Gold prices are rising for the second day in a row on Thursday, with the spot XAU/USD climbing more than 1% and reaching a nine-day high of $1,869 following the release of weaker-than-expected U.S. employment data.

ADP data showed that the U.S. economy added 128,000 new private jobs in May, missing by far expectations of a 300,000 gain. This figure is particularly concerning ahead of the Nonfarm Payrolls report to be published on Friday. The official employment report is expected to show the economy added 325,000 in May.

The yellow metal accelerated to the upside after the report, extending its recovery from a two-week low of $1,828, but so far, it has failed to break above last week’s high at the $1,870 area.
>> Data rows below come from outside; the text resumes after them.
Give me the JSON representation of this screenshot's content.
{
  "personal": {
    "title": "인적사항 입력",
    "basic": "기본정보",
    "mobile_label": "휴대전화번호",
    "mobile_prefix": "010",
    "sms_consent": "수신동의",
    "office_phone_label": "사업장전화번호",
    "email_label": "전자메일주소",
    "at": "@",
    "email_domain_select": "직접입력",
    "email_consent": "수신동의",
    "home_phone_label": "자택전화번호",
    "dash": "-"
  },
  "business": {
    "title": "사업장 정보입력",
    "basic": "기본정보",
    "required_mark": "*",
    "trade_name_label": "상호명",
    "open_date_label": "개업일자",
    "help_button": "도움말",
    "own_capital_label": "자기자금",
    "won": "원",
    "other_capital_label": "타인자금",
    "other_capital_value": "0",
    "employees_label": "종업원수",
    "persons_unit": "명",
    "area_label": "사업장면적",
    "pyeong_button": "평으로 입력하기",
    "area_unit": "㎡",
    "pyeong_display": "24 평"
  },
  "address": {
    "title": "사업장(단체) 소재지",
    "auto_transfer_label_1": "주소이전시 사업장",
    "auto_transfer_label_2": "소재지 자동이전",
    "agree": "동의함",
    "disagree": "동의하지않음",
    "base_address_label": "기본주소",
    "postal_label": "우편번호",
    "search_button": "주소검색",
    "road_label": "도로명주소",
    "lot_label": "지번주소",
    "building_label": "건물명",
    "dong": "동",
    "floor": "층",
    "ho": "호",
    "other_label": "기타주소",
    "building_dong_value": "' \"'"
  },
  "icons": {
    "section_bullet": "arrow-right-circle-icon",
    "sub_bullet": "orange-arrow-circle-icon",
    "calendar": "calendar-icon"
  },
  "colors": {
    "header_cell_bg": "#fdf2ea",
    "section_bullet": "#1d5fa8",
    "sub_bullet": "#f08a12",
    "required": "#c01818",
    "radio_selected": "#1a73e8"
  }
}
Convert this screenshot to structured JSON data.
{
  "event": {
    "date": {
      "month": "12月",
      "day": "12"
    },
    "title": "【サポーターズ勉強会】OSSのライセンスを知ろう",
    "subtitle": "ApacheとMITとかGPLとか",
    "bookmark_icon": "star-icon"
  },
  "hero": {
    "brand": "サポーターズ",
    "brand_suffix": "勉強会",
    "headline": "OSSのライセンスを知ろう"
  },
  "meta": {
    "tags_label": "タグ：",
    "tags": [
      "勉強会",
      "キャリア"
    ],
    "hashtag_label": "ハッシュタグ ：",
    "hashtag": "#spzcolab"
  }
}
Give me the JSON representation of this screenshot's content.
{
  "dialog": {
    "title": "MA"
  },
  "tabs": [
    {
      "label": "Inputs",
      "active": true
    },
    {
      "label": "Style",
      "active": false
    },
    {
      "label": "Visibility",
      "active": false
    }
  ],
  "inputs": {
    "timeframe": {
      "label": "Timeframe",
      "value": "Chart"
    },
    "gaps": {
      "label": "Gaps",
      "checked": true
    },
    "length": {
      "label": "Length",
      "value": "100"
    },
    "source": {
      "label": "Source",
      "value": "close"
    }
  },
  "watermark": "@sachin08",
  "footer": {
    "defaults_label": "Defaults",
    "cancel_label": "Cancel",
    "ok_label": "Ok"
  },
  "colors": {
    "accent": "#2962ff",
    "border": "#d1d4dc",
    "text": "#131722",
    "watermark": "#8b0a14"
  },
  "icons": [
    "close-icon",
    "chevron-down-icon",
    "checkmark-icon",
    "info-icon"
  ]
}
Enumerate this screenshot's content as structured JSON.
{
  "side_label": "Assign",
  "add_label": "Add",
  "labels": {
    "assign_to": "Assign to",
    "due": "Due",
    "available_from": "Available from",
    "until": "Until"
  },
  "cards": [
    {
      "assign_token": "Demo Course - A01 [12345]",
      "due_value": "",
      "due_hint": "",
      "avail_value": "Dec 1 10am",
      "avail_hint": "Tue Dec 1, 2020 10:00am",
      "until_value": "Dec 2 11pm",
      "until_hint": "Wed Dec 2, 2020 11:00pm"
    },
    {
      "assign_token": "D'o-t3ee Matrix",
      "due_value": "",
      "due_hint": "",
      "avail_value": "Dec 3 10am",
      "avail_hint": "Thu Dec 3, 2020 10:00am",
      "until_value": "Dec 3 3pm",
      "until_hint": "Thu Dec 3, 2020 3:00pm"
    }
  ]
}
At the same time, gold benefited from the pullback of U.S. Treasury yields – which could be considered the metal’s cost of opportunity. The yield on the U.S. 10-year note has retreated to 2.89% after three consecutive daily advances.

From a technical perspective, the XAU/USD short-term perspective is tilted to the upside, as the RSI gains slope and crosses over its midline, while the MACD points to growing buying interest.

On the upside, gold needs to decisively break above the $1,870 area to gain further bullish momentum and move towards the 100-day SMA at $1,890 and make an attempt at the $1,900 mark.

On the other hand, immediate support is given by the 20- and the 200-day SMA, which converge at the $1,840-45 area, followed by the $1,820 zone and then the $1,800 psychological level.